Various modules and techniques may be described herein in the general context of computer-executable instructions, such as program modules, executed by one or more computers or other devices. Generally, program modules include routines, programs, objects, components, data structures, etc. for performing particular tasks or implement particular abstract data types. Typically, the functionality of the program modules may be combined or distributed as desired in various embodiments.
An implementation of these modules and techniques may be stored on or transmitted across some form of computer readable media. Computer readable media can be any available media that can be accessed by a computer. By way of example, and not limitation, computer readable media may comprise “computer storage media” and “communications media.”
“Computer storage media” includes volatile and non-volatile, removable and non-removable media implemented in any method or technology for storage of information such as computer readable instructions, data structures, program modules, or other data. Computer storage media includes, but is not limited to, RAM, ROM, EEPROM, flash memory or other memory technology, CD-ROM, digital versatile disks (DVD) or other optical storage, magnetic cassettes, magnetic tape, magnetic disk storage or other magnetic storage devices, or any other medium which can be used to store the desired information and which can be accessed by a computer.

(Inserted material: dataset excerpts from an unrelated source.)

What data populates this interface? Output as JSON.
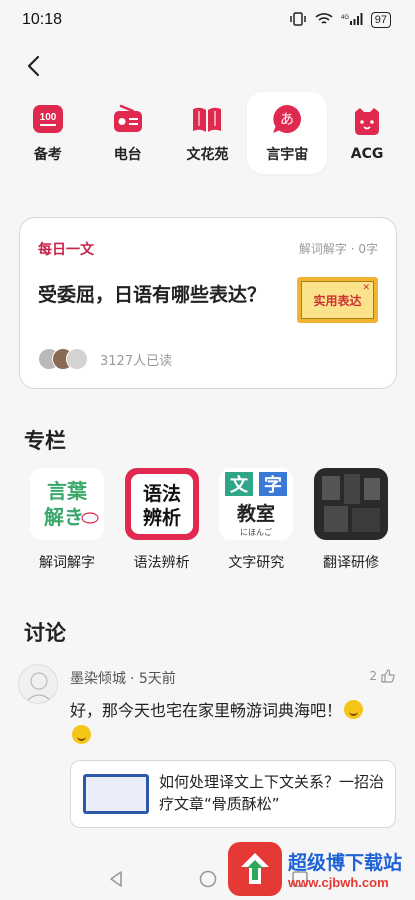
{
  "status": {
    "time": "10:18",
    "battery": "97"
  },
  "categories": [
    {
      "label": "备考",
      "icon": "exam-100-icon"
    },
    {
      "label": "电台",
      "icon": "radio-icon"
    },
    {
      "label": "文花苑",
      "icon": "book-icon"
    },
    {
      "label": "言宇宙",
      "icon": "speech-a-icon",
      "active": true
    },
    {
      "label": "ACG",
      "icon": "cat-face-icon"
    }
  ],
  "daily": {
    "tag": "每日一文",
    "meta": "解词解字 · 0字",
    "title": "受委屈，日语有哪些表达？",
    "thumb_text": "实用表达",
    "read_count": "3127人已读"
  },
  "columns": {
    "title": "专栏",
    "items": [
      {
        "label": "解词解字",
        "img_text": [
          "言葉",
          "解き"
        ]
      },
      {
        "label": "语法辨析",
        "img_text": [
          "语法",
          "辨析"
        ]
      },
      {
        "label": "文字研究",
        "img_text": [
          "文字",
          "教室",
          "にほんご"
        ]
      },
      {
        "label": "翻译研修",
        "img_text": []
      }
    ]
  },
  "discussion": {
    "title": "讨论",
    "comment": {
      "user": "墨染倾城",
      "time": "· 5天前",
      "likes": "2",
      "body": "好，那今天也宅在家里畅游词典海吧！",
      "link_title": "如何处理译文上下文关系？一招治疗文章“骨质酥松”"
    }
  },
  "watermark": {
    "title": "超级博下载站",
    "url": "www.cjbwh.com"
  },
  "colors": {
    "accent": "#c8264a",
    "icon_red": "#e0294f",
    "background": "#f6f6f6"
  }
}
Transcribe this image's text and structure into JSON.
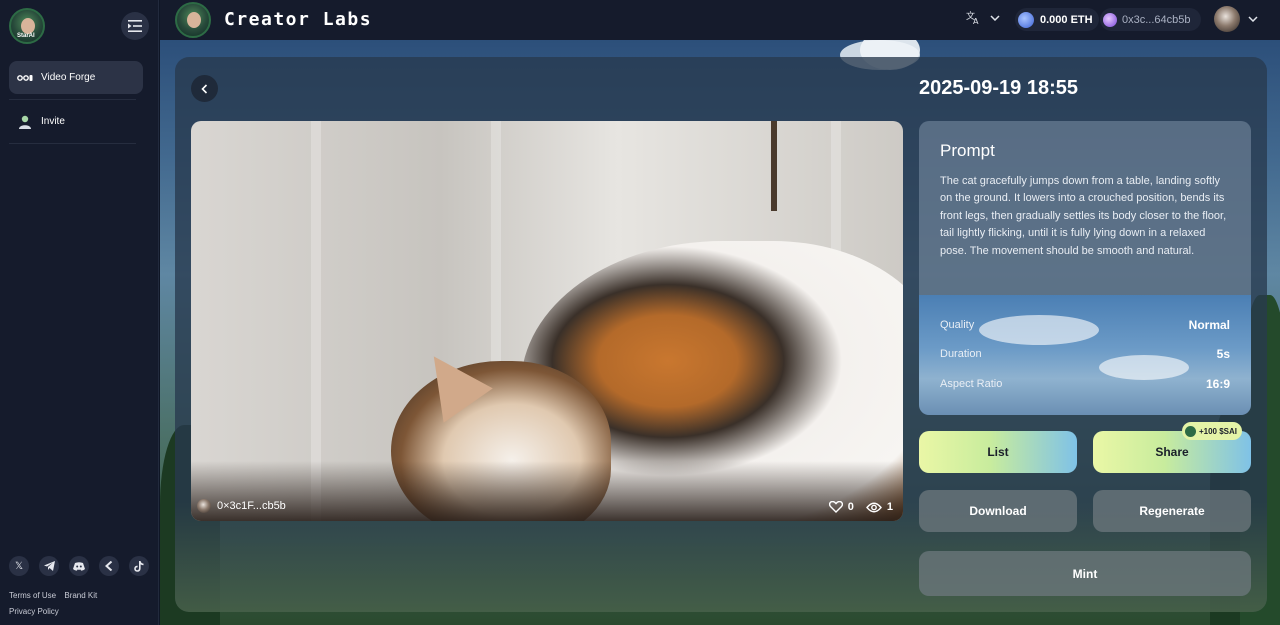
{
  "app": {
    "title": "Creator Labs"
  },
  "sidebar": {
    "avatar_tag": "StarAI",
    "items": [
      {
        "label": "Video Forge",
        "icon": "video-icon",
        "active": true
      },
      {
        "label": "Invite",
        "icon": "user-icon",
        "active": false
      }
    ],
    "socials": [
      "x-icon",
      "telegram-icon",
      "discord-icon",
      "back-icon",
      "tiktok-icon"
    ],
    "legal": {
      "terms": "Terms of Use",
      "brand": "Brand Kit",
      "privacy": "Privacy Policy"
    }
  },
  "topbar": {
    "balance": "0.000 ETH",
    "wallet": "0x3c...64cb5b"
  },
  "video": {
    "owner": "0×3c1F...cb5b",
    "likes": "0",
    "views": "1"
  },
  "detail": {
    "date": "2025-09-19 18:55",
    "prompt_title": "Prompt",
    "prompt_text": "The cat gracefully jumps down from a table, landing softly on the ground. It lowers into a crouched position, bends its front legs, then gradually settles its body closer to the floor, tail lightly flicking, until it is fully lying down in a relaxed pose. The movement should be smooth and natural.",
    "specs": [
      {
        "key": "Quality",
        "value": "Normal"
      },
      {
        "key": "Duration",
        "value": "5s"
      },
      {
        "key": "Aspect Ratio",
        "value": "16:9"
      }
    ]
  },
  "actions": {
    "list": "List",
    "share": "Share",
    "share_badge": "+100 $SAI",
    "download": "Download",
    "regenerate": "Regenerate",
    "mint": "Mint"
  },
  "colors": {
    "sidebar_bg": "#151b2c",
    "accent_gradient_start": "#eaf7a6",
    "accent_gradient_end": "#7fc2e7"
  }
}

“Communication media” typically embodies computer readable instructions, data structures, program modules, or other data in a modulated data signal, such as carrier wave or other transport mechanism. Communication media also includes any information delivery media. The term “modulated data signal” means a signal that has one or more of its characteristics set or changed in such a manner as to encode information in the signal. As a non-limiting example only, communication media includes wired media such as a wired network or direct-wired connection, and wireless media such as acoustic, RF, infrared, and other wireless media. Combinations of any of the above are also included within the scope of computer readable media.

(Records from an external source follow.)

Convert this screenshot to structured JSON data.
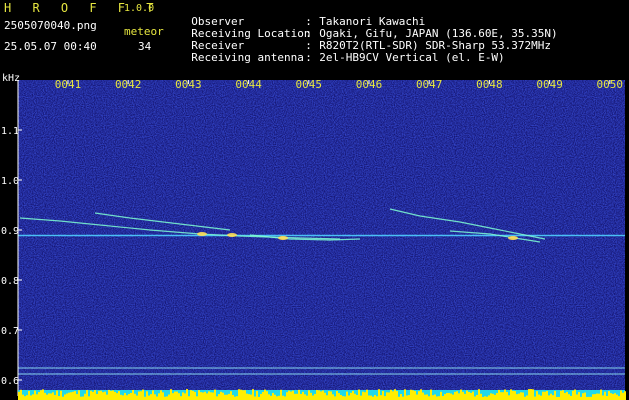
{
  "header": {
    "app_name": "H R O F F T",
    "version": "1.0.0",
    "filename": "2505070040.png",
    "meteor_label": "meteor",
    "datetime": "25.05.07 00:40",
    "meteor_count": "34"
  },
  "meta": [
    {
      "key": "Observer",
      "value": "Takanori Kawachi"
    },
    {
      "key": "Receiving Location",
      "value": "Ogaki, Gifu, JAPAN (136.60E, 35.35N)"
    },
    {
      "key": "Receiver",
      "value": "R820T2(RTL-SDR) SDR-Sharp 53.372MHz"
    },
    {
      "key": "Receiving antenna",
      "value": "2el-HB9CV Vertical (el. E-W)"
    }
  ],
  "axis": {
    "unit": "kHz",
    "time_labels": [
      "0041",
      "0042",
      "0043",
      "0044",
      "0045",
      "0046",
      "0047",
      "0048",
      "0049",
      "0050"
    ],
    "freq_labels": [
      "1.1",
      "1.0",
      "0.9",
      "0.8",
      "0.7",
      "0.6"
    ],
    "freq_values": [
      1.1,
      1.0,
      0.9,
      0.8,
      0.7,
      0.6
    ]
  },
  "colors": {
    "background_noise": "#1a1a8c",
    "carrier": "#4fd0ff",
    "meteor_trail": "#7fffd4",
    "reference_line": "#a0ffff",
    "bottom_bar": "#ffee00",
    "header_yellow": "#e6e640"
  }
}
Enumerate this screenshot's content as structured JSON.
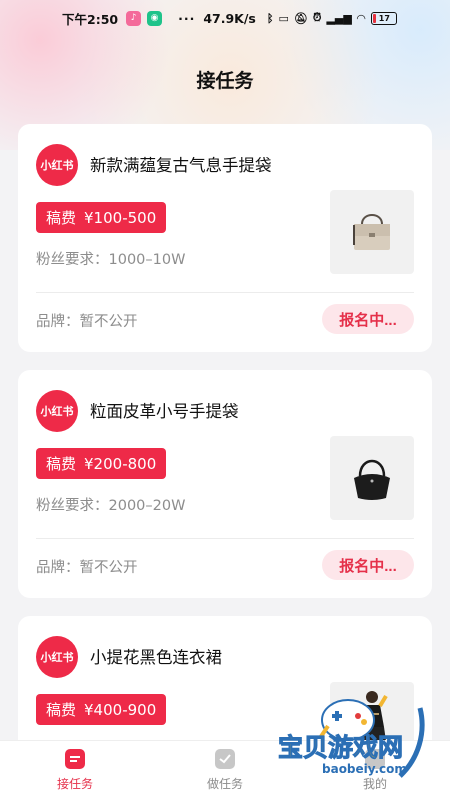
{
  "status_bar": {
    "time": "下午2:50",
    "dots": "···",
    "network_speed": "47.9K/s",
    "battery": "17",
    "battery_level": 0.17
  },
  "header": {
    "title": "接任务"
  },
  "tasks": [
    {
      "platform_logo": "小红书",
      "title": "新款满蕴复古气息手提袋",
      "fee_label": "稿费",
      "fee_range": "¥100-500",
      "requirement": "粉丝要求：1000–10W",
      "brand": "品牌：暂不公开",
      "status_button": "报名中...",
      "thumbnail_icon": "beige-handbag-image"
    },
    {
      "platform_logo": "小红书",
      "title": "粒面皮革小号手提袋",
      "fee_label": "稿费",
      "fee_range": "¥200-800",
      "requirement": "粉丝要求：2000–20W",
      "brand": "品牌：暂不公开",
      "status_button": "报名中...",
      "thumbnail_icon": "black-hobo-bag-image"
    },
    {
      "platform_logo": "小红书",
      "title": "小提花黑色连衣裙",
      "fee_label": "稿费",
      "fee_range": "¥400-900",
      "thumbnail_icon": "black-dress-model-image"
    }
  ],
  "tabbar": {
    "tabs": [
      {
        "label": "接任务",
        "active": true
      },
      {
        "label": "做任务",
        "active": false
      },
      {
        "label": "我的",
        "active": false
      }
    ]
  },
  "watermark": {
    "text": "宝贝游戏网",
    "url": "baobeiy.com"
  },
  "colors": {
    "accent": "#ee2a48",
    "accent_soft": "#fde6ea",
    "muted_text": "#8d8d8d"
  }
}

Reference has been made throughout this specification to “one embodiment,” “an embodiment,” or “an example embodiment” meaning that a particular described feature, structure, or characteristic is included in at least one embodiment of the present invention. Thus, usage of such phrases may refer to more than just one embodiment. Furthermore, the described features, structures, or characteristics may be combined in any suitable manner in one or more embodiments.
One skilled in the relevant art may recognize, however, that the invention may be practiced without one or more of the specific details, or with other methods, resources, materials, etc. In other instances, well known structures, resources, or operations have not been shown or described in detail merely to avoid obscuring aspects of the invention.

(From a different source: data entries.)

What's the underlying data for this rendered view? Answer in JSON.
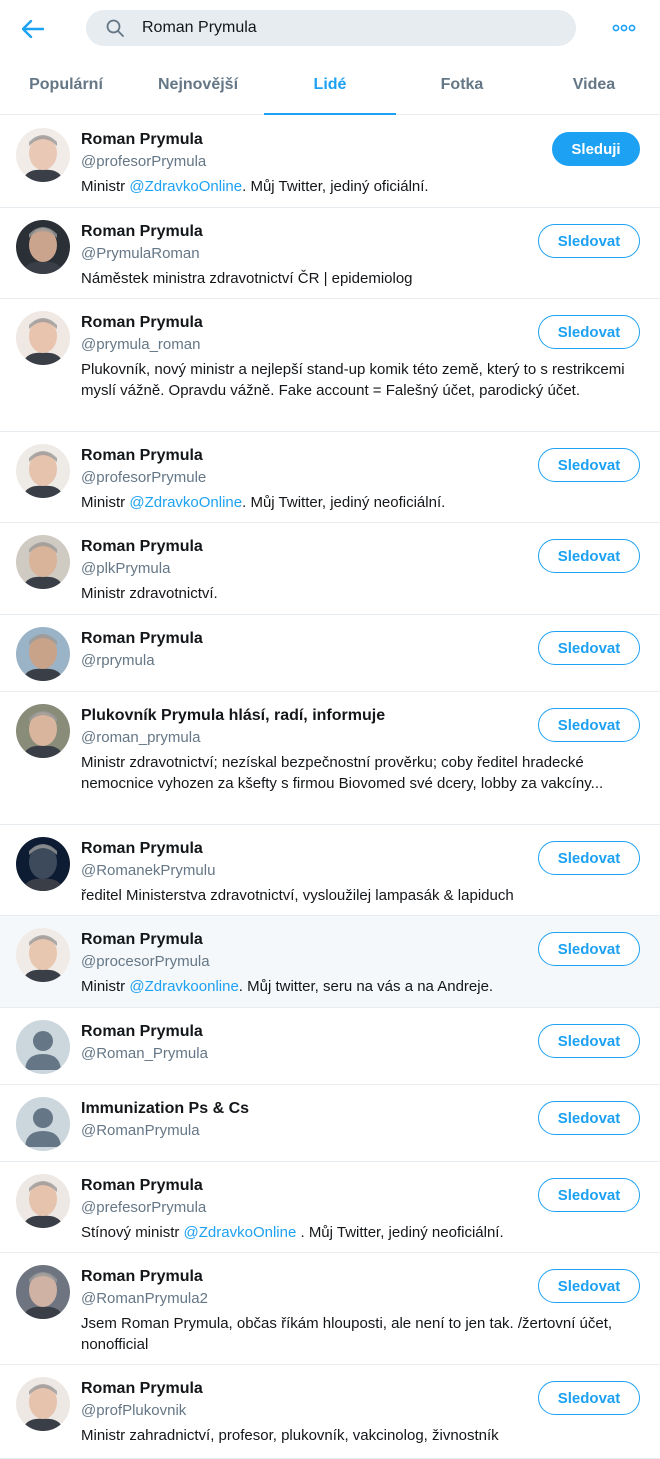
{
  "header": {
    "search_value": "Roman Prymula"
  },
  "tabs": [
    {
      "label": "Populární"
    },
    {
      "label": "Nejnovější"
    },
    {
      "label": "Lidé"
    },
    {
      "label": "Fotka"
    },
    {
      "label": "Videa"
    }
  ],
  "active_tab": "Lidé",
  "colors": {
    "accent": "#1da1f2",
    "text": "#14171a",
    "muted": "#657786",
    "divider": "#e6ecf0"
  },
  "users": [
    {
      "name": "Roman Prymula",
      "handle": "@profesorPrymula",
      "bio_before": "Ministr ",
      "bio_link": "@ZdravkoOnline",
      "bio_after": ". Můj Twitter, jediný oficiální.",
      "button": "Sleduji",
      "following": true,
      "avatar": "photo"
    },
    {
      "name": "Roman Prymula",
      "handle": "@PrymulaRoman",
      "bio_before": "Náměstek ministra zdravotnictví ČR | epidemiolog",
      "bio_link": "",
      "bio_after": "",
      "button": "Sledovat",
      "following": false,
      "avatar": "photo"
    },
    {
      "name": "Roman Prymula",
      "handle": "@prymula_roman",
      "bio_before": "Plukovník, nový ministr a nejlepší stand-up komik této země, který to s restrikcemi myslí vážně. Opravdu vážně. Fake account = Falešný účet, parodický účet.",
      "bio_link": "",
      "bio_after": "",
      "button": "Sledovat",
      "following": false,
      "avatar": "photo"
    },
    {
      "name": "Roman Prymula",
      "handle": "@profesorPrymule",
      "bio_before": "Ministr ",
      "bio_link": "@ZdravkoOnline",
      "bio_after": ". Můj Twitter, jediný neoficiální.",
      "button": "Sledovat",
      "following": false,
      "avatar": "photo"
    },
    {
      "name": "Roman Prymula",
      "handle": "@plkPrymula",
      "bio_before": "Ministr zdravotnictví.",
      "bio_link": "",
      "bio_after": "",
      "button": "Sledovat",
      "following": false,
      "avatar": "photo"
    },
    {
      "name": "Roman Prymula",
      "handle": "@rprymula",
      "bio_before": "",
      "bio_link": "",
      "bio_after": "",
      "button": "Sledovat",
      "following": false,
      "avatar": "photo"
    },
    {
      "name": "Plukovník Prymula hlásí, radí, informuje",
      "handle": "@roman_prymula",
      "bio_before": "Ministr zdravotnictví; nezískal bezpečnostní prověrku; coby ředitel hradecké nemocnice vyhozen za kšefty s firmou Biovomed své dcery, lobby za vakcíny...",
      "bio_link": "",
      "bio_after": "",
      "button": "Sledovat",
      "following": false,
      "avatar": "photo"
    },
    {
      "name": "Roman Prymula",
      "handle": "@RomanekPrymulu",
      "bio_before": "ředitel Ministerstva zdravotnictví, vysloužilej lampasák & lapiduch",
      "bio_link": "",
      "bio_after": "",
      "button": "Sledovat",
      "following": false,
      "avatar": "photo"
    },
    {
      "name": "Roman Prymula",
      "handle": "@procesorPrymula",
      "bio_before": "Ministr ",
      "bio_link": "@Zdravkoonline",
      "bio_after": ". Můj twitter, seru na vás a na Andreje.",
      "button": "Sledovat",
      "following": false,
      "avatar": "photo"
    },
    {
      "name": "Roman Prymula",
      "handle": "@Roman_Prymula",
      "bio_before": "",
      "bio_link": "",
      "bio_after": "",
      "button": "Sledovat",
      "following": false,
      "avatar": "default"
    },
    {
      "name": "Immunization Ps & Cs",
      "handle": "@RomanPrymula",
      "bio_before": "",
      "bio_link": "",
      "bio_after": "",
      "button": "Sledovat",
      "following": false,
      "avatar": "default"
    },
    {
      "name": "Roman Prymula",
      "handle": "@prefesorPrymula",
      "bio_before": "Stínový ministr ",
      "bio_link": "@ZdravkoOnline",
      "bio_after": " . Můj Twitter, jediný neoficiální.",
      "button": "Sledovat",
      "following": false,
      "avatar": "photo"
    },
    {
      "name": "Roman Prymula",
      "handle": "@RomanPrymula2",
      "bio_before": "Jsem Roman Prymula, občas říkám hlouposti, ale není to jen tak. /žertovní účet, nonofficial",
      "bio_link": "",
      "bio_after": "",
      "button": "Sledovat",
      "following": false,
      "avatar": "photo"
    },
    {
      "name": "Roman Prymula",
      "handle": "@profPlukovnik",
      "bio_before": "Ministr zahradnictví, profesor, plukovník, vakcinolog, živnostník",
      "bio_link": "",
      "bio_after": "",
      "button": "Sledovat",
      "following": false,
      "avatar": "photo"
    }
  ]
}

While example embodiments and applications of the present invention have been illustrated and described, it is to be understood that the invention is not limited to the precise configuration and resources described above. Various modifications, changes, and variations apparent to those skilled in the art may be made in the arrangement, operation, and details of the methods and systems of the present invention disclosed herein without departing from the scope of the claimed invention.